Su-Fang Chen, Feng-Mei Wang, Zhi-Ying Li, Feng Yu, Min Chen, Ming-Hui Zhao

Our previous study demonstrated that plasma levels of complement factor H (FH) were inversely associated with the disease activity of patients with anti-neutrophil cytoplasmic autoantibody (ANCA)-associated vasculitis (AAV). In addition to serving as an inhibitor of the alternative complement pathway, there is increasing evidence demonstrating direct regulatory roles of FH on several cell types. Here, we investigated the role of FH in the process of ANCA-mediated activation of neutrophils and neutrophil-endothelium interaction. We demonstrated that FH bound to neutrophils by immunostaining and flow cytometry.
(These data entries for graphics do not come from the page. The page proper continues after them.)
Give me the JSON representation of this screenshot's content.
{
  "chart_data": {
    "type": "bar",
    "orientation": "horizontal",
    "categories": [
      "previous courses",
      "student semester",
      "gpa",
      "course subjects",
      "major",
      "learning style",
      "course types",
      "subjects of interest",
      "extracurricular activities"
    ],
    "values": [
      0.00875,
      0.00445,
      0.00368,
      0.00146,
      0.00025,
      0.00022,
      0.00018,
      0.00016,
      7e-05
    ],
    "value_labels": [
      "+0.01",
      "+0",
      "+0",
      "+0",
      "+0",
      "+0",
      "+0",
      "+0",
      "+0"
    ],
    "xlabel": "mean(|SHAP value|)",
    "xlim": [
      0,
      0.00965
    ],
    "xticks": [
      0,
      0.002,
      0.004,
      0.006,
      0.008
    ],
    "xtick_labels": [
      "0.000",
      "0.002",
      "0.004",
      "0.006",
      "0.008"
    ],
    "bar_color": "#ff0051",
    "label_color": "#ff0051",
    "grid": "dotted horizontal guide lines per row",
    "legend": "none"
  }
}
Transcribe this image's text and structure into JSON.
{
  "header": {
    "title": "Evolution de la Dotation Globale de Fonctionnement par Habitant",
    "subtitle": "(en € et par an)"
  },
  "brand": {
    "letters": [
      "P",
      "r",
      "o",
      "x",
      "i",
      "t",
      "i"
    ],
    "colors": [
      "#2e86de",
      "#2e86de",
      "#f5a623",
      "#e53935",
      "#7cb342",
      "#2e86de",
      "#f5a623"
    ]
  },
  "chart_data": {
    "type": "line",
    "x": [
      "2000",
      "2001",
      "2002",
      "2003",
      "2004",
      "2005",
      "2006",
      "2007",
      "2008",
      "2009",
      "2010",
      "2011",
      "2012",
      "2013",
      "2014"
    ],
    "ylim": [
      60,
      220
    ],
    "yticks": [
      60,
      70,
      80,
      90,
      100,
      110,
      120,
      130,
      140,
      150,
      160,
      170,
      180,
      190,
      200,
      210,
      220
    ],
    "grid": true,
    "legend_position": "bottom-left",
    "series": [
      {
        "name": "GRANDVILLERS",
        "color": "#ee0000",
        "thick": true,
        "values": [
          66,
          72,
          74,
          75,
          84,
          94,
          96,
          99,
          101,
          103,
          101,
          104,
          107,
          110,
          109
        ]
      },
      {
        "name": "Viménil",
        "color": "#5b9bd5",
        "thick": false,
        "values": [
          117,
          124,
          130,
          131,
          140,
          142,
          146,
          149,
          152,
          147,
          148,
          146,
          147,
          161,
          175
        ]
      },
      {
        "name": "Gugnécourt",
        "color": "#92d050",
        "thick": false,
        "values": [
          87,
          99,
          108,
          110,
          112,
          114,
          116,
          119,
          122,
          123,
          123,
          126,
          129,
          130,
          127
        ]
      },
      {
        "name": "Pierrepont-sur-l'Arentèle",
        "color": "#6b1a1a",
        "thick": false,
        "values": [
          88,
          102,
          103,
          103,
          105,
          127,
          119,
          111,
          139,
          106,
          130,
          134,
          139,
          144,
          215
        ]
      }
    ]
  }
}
Interestingly, ANCA-induced activation of neutrophils, including respiratory burst and degranulation, was inhibited by FH. Although FH enhanced neutrophils adhesion and migration toward human glomerular endothelial cells (hGEnCs), it inhibited ANCA-induced activation of neutrophils in the coculture system of hGEnCs and neutrophils. Moreover, the activation and injury of hGEnCs, reflected by the level of endothelin-1 in the supernatant of cocultures, was markedly reduced by FH. However, we found that FH from patients with active AAV exhibited a deficient ability in binding neutrophils and inhibiting ANCA-induced neutrophil activation in fluid phase and on endothelial cells, as compared with that from healthy controls. Therefore, our findings indicate a novel role of FH in inhibiting ANCA-induced neutrophil activation and protecting against glomerular endothelial injury. However, FH from patients with active AAV are deficient in their ability to bind neutrophils and inhibit neutrophil activation by ANCA. It further extends the current understanding of the pathogenesis of AAV, thus providing potential clues for intervention strategies.